Nonlinear interactions between an unstably stratified shear flow and an evolving phase boundary

Well resolved numerical simulations are used to study Rayleigh-B\'enard-Poiseuille flow over an evolving phase boundary for moderate values of P\'eclet ($Pe \in \left[0, 200\right]$) and Rayleigh ($Ra \in \left[2.15 \times 10^3, 10^6\right]$) numbers.
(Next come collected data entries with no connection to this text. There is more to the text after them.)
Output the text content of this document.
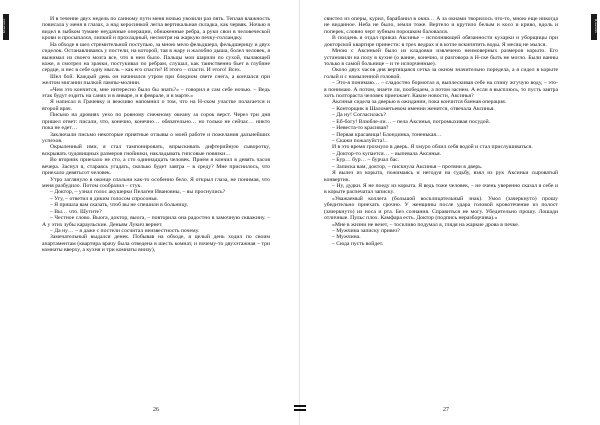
Ы вачиях	И в течение двух недель по санному пути меня ночью увозили раз пять. Теплая влажность повисала у меня в глазах, а над керосинкой легла вертикальная складка, как червяк. Ночью я видел в зыбком тумане неудачные операции, обнаженные ребра, а руки свои в человеческой крови и просыпался, липкий и прохладный, несмотря на жаркую печку-голландку.

На обходе я шел стремительной поступью, за мною мело фельдшера, фельдшерицу и двух сиделок. Останавливаясь у постели, на которой, тая в жару и жалобно дыша, болел человек, я выжимал из своего мозга все, что в нем было. Пальцы мои шарили по сухой, пылающей коже, я смотрел на зрачки, постукивал по ребрам, слушал, как таинственно бьет в глубине сердце, и нес в себе одну мысль – как его спасти? И этого – спасти. И этого! Всех.

Шел бой. Каждый день он начинался утром при бледном свете снега, а кончался при желтом мигании пылкой лампы-молнии.

«Чем это кончится, мне интересно было бы знать?» – говорил я сам себе ночью. – Ведь этак будут ездить на санях и в январе, и в феврале, и в марте.»

Я написал в Грачевку и вежливо напомнил о том, что на Н-ском участке полагается и второй врач.

Письмо на дровнях уехо по ровному снежному океану за сорок верст. Через три дня пришел ответ: писали, что, конечно, конечно… обязательно… но только не сейчас… никто пока не едет…

Заключали письмо некоторые приятные отзывы о моей работе и пожелания дальнейших успехов.

Окрыленный ими, я стал тампонировать, впрыскивать дифтерийную сыворотку, вскрывать чудовищных размеров гнойники, накладывать гипсовые повязки…

Во вторник приехало не сто, а сто одиннадцать человек. Прием я кончил в девять часов вечера. Заснул я, стараясь угадать, сколько будет завтра – в среду? Мне приснилось, что приехало девятьсот человек.

Утро заглянуло в оконце спальни как-то особенно бело. Я открыл глаза, не понимая, что меня разбудило. Потом сообразил – стук.

– Доктор, – узнал голос акушерки Пелагеи Ивановны, – вы проснулись?

– Угу, – ответил я диким голосом спросонья.

– Я пришла вам сказать, чтоб вы не спешили в больницу.

– Вы… что. Шутите?

– Честное слово. Выога, доктор, выога, – повторила она радостно в замочную скважину. – А у этих зубы караульские. Деньям Лукич вернет.

– Да ну… – я даже с постели сосчитал неизвестность почему.

Замечательный выдался денек. Побывав на обходе, я целый день ходил по своим апартаментам (квартира врачу была отведена в шесть комнат, и почему-то двухэтажная – три комнаты вверху, а кухня и три комнаты внизу),

26
Д вачиях

свистел из оперы, курил, барабанил в окна… А за окнами творилось что-то, мною еще никогда не виданное. Неба не было, земли тоже. Вертело и крутило белым и косо и криво, вдоль и поперек, словно черт зубным порошком баловался.

В полдень я отдал приказ Аксинье – исполняющей обязанности кухарки и уборщицы при докторской квартире принести: в трех ведрах и в котле вскипятить воды. Я месяц не мылся.

Мною с Аксиньей было из кладовки извлечено неимоверных размеров корыто. Его установили на полу в кухне (о ванне, конечно, и разговора в Н-ске быть не могло. Были ванны только в самой больнице – и те испорченные).

Около двух часов дня вертящаяся сетка за окном значительно поредела, а я сидел в корыте голый и с намыленной головой.

– Это-я понимаю… – сладостно бормотал я, выплескивая себе на спину жгучую воду, – это-я понимаю. А потом, знаете ли, пообедаем, а потом заснем. А если я высплюсь, то пусть завтра хоть полтораста человек приезжает. Какие новости, Аксинья?

Аксинья сидела за дверью в ожидании, пока кончится банная операция.

– Конторщик в Шалометьевом имении женится, отвечала Аксинья.

– Да ну! Согласилась?

– Еб-богу! Влюбле-ли… – пела Аксинья, погромыхивая посудой.

– Невеста-то красивая?

– Первая красавица! Блондинка, тоненькая…

– Скажи пожалуйста!..

И в это время грохнуло в дверь. Я хмуро облил себя водой и стал прислушиваться.

– Доктор-то купается… – выпевала Аксинья.

– Бур… бур… – бурчал бас.

– Записка вам, доктор, – пискнула Аксинья – протяни в дверь.

Я вылез из корыта, пожимаясь и негодуя на судьбу, взял из рук Аксиньи сыроватый конвертик.

– Ну, дудки. Я не поеду из корыта. Я ведь тоже человек, – не очень уверенно сказал я себе и в корыте распечатал записку.

«Уважаемый коллега (большой восклицательный знак). Умол (зачеркнуто) прошу убедительно приехать срочно. У женщины после удара головой кровотечение из полост (зачеркнуто) из носа и рта. Без сознания. Справиться не могу. Убедительно прошу. Лошади отличные. Пульс плох. Камфара есть. Доктор (подпись неразборчива).»

«Мне в жизни не везет, – тоскливо подумал я, глядя на жаркие дрова в печке.

– Мужчина записку привез?

– Мужчина.

– Сюда пусть войдет.

27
The relative effects of mean shear and buoyancy are quantified using a bulk Richardson number: $Ri_b = Ra \cdot Pr/Pe^2$, where $Pr$ is the Prandtl number. For $Ri_b \ll 1$, we find that the Poiseuille flow inhibits convective motions, resulting in the heat transport being only due to conduction. In the opposite limit of $Ri_b \gg 1$, the flow properties and heat transport closely correspond to the purely convective case. We also find that for $Ri_b = O(1)$ there is a pattern competition for convection cells with a preferred aspect ratio. Furthermore, we find travelling waves at the solid-liquid interface when $Pe \neq 0$, in qualitative agreement with other sheared convective flows in the experiments of Gilpin \emph{et al.} (\emph{J. Fluid Mech} {\bf 99}(3), pp. 619-640, 1980) and the linear stability analysis of Toppaladoddi and Wettlaufer (\emph{J. Fluid Mech.} {\bf 868}, pp. 648-665, 2019).